I left Baltimore in a bit of a rush. I'd been convinced to wait to leave until Tuesday, then plans fell through Monday night and I decided to head out around 8pm that evening. The night before I had slept at my friend's new place which they call the granny house or something along those lines. Nothing in the apartment has been updated since the 1970's. I'm talkin' a huge wooden print microwave, wall to wall carpeting upstairs and down, a pea green bathtub, anyway, it's quite the place. I dallied around while everyone was at work and watched Starwars Episode IV.
Needless to say after my dull afternoon I was feeling restless. So I grabbed happy hour with a friend at Golden West, and then got out of dodge. I was on a mission to Tennessee. In the town of Newport, parked outside of a barn in the middle of a horse pasture sprinkled with buttercups sat an old Chevy truck, filled with a friend of mine's belongings. The duty that I chose to accept was to transfer the belongings from her truck to my car in order to deliver them to her in Oklahoma City. I arrived at 5am Tuesday morning. After a fairly extensive search, I was able to pull off into a breakdown lane and take a nap. Three hours later I awoke, ready to complete my errand.

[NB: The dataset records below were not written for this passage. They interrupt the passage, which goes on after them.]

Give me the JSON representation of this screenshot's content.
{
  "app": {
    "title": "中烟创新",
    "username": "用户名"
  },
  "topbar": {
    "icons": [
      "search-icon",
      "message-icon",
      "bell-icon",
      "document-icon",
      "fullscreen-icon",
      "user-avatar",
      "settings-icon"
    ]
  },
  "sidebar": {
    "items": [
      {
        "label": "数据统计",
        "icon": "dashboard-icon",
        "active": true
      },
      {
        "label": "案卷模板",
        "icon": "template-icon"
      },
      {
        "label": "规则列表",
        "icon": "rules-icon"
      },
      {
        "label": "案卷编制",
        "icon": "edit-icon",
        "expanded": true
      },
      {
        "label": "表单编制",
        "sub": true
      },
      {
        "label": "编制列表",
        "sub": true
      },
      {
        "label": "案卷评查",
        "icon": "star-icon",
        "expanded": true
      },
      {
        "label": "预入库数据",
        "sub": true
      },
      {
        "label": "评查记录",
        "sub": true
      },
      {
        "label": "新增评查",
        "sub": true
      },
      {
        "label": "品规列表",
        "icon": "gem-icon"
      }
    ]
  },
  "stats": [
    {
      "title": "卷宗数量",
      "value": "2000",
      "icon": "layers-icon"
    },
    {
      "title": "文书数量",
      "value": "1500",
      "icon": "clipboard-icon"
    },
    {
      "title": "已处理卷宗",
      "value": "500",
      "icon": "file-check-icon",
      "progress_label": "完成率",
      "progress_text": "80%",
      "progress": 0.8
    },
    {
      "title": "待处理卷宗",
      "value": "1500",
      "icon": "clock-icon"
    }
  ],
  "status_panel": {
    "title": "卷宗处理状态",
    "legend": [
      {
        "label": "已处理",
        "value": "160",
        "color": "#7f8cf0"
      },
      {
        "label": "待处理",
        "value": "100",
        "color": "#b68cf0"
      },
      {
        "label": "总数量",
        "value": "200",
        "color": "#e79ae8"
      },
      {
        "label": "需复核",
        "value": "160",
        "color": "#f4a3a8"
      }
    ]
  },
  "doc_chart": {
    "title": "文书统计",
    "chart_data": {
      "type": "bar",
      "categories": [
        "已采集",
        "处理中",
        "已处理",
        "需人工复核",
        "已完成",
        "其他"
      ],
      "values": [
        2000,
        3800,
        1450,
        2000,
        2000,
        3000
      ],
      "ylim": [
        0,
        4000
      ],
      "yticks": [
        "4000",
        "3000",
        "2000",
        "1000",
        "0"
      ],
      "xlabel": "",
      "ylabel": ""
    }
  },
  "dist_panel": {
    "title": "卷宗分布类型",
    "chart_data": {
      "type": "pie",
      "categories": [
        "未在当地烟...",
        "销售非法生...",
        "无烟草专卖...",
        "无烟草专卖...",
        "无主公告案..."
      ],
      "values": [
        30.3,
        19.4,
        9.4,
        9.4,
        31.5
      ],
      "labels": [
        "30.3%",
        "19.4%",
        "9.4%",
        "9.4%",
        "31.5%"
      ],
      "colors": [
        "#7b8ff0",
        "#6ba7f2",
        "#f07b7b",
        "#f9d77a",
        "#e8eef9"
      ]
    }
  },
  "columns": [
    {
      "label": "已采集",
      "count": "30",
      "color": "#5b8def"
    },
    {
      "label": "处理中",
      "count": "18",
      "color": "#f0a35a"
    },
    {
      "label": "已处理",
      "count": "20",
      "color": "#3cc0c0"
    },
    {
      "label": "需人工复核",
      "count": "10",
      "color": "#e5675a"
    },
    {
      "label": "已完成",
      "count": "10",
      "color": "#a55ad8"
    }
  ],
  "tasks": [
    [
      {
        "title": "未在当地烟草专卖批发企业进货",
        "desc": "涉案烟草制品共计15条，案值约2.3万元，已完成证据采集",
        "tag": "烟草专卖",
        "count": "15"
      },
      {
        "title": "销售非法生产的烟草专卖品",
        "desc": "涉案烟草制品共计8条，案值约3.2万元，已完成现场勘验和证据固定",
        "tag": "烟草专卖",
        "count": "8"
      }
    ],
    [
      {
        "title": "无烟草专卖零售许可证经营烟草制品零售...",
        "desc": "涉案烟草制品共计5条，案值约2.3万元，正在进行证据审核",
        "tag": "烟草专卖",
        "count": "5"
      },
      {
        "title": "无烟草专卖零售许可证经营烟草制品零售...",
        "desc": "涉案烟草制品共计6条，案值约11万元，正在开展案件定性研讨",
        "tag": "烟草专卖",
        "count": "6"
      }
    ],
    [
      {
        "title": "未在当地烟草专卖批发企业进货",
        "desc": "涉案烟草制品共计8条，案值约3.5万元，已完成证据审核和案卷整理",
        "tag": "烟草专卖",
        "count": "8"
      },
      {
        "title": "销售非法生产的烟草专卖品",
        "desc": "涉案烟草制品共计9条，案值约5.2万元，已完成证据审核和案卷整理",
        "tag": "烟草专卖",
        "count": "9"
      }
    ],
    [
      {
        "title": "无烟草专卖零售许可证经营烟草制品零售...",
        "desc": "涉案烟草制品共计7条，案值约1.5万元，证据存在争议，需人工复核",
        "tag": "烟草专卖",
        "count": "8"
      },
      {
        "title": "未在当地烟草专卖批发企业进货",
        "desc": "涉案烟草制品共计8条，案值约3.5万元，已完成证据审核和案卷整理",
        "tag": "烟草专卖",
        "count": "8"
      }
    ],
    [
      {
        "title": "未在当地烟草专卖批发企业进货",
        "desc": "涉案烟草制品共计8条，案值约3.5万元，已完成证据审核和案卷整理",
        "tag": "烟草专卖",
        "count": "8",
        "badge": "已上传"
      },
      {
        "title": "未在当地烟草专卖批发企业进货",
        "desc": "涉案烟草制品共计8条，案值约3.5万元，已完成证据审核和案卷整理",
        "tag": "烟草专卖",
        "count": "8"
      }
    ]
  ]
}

Today I drove from the pasture to Memphis after a quick bacon, egg, and cheese bagel at Waffle House (sub-par). The treck took about 7 hours and I found a cheap vacant lot turned campground to sleep at for $16. I drove from there to downtown Memphis where I am now sitting on a hillside which slopes steeply into the Mississippi River. A few steamboats are visible to the south and I feel like I've finally made it to a more foreign land within my own country.